I would work on it. Try feeding 25% of the new stuff and move to 100% over a week, then back to the old. If it goes well then repeat with the other flavor. You would be training the gut to be more flexible. We train the gut to be so sensitive when we feed the same exact food in the same exact amount at the same exact time every day. Probably not a good idea to be so inflexible!

Sassy was a pain to switch kibbles but I got brave when cooking for her. I changed one of the ingredients in that cooked food at a time and once she had been on potato, rice, pasta, pork, beef and chicken I could then mix it up as I pleased.


----------



## PackMomma (Sep 26, 2011)

I believe the Lamb & Apple is a grain-based variety of Acana - but it still has good protien sources but if you haven't been feeding your dogs a grain-based diet in the past just be cautious of their reactions when you go from Acana's grain free (Grasslands, Ranchlands, Wild Prairie & Pacifica) to the Lamb & Apple.

I personally have been including all of Acana's grain-free line in my mix and rotating through the varieties for the last few years with no issues - but I dont feed the grain inclusive so I can't tell you anything about Lamb & Apple. 

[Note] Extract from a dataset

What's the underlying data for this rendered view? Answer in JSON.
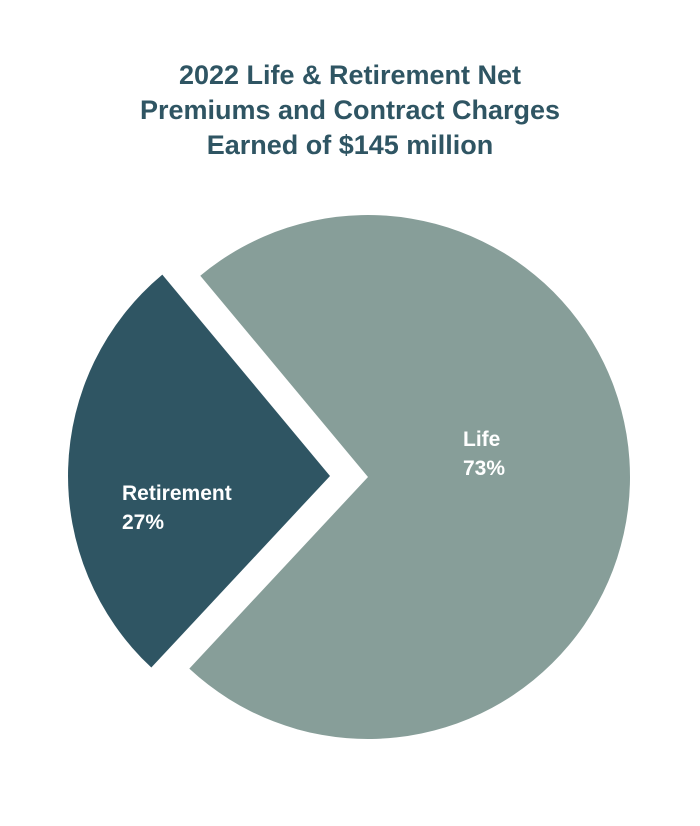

I'm a big fan of rotation, I also mix 3-4 brands together at once, I"ll stick to a few brands that I like but then I just rotate through their varieties and flavors. But I stick with grain-free, I just recently tried including a grain-based kibble into my grain-free mix and my dogs instantly got itchy dry skin, and Thumper lost hair in some spots. No more grain inclusive foods for my dogs. My current mix is Acana Grasslands, Fromm's Surf & Turf & Nature's Variety Instinct Turkey & Duck. I also use Orijen, NOW! & Timberwolf's grain-free variety. These brands I pretty much stick with in my mix/rotation as my dogs always seem to do great on all of them and the varieties.


----------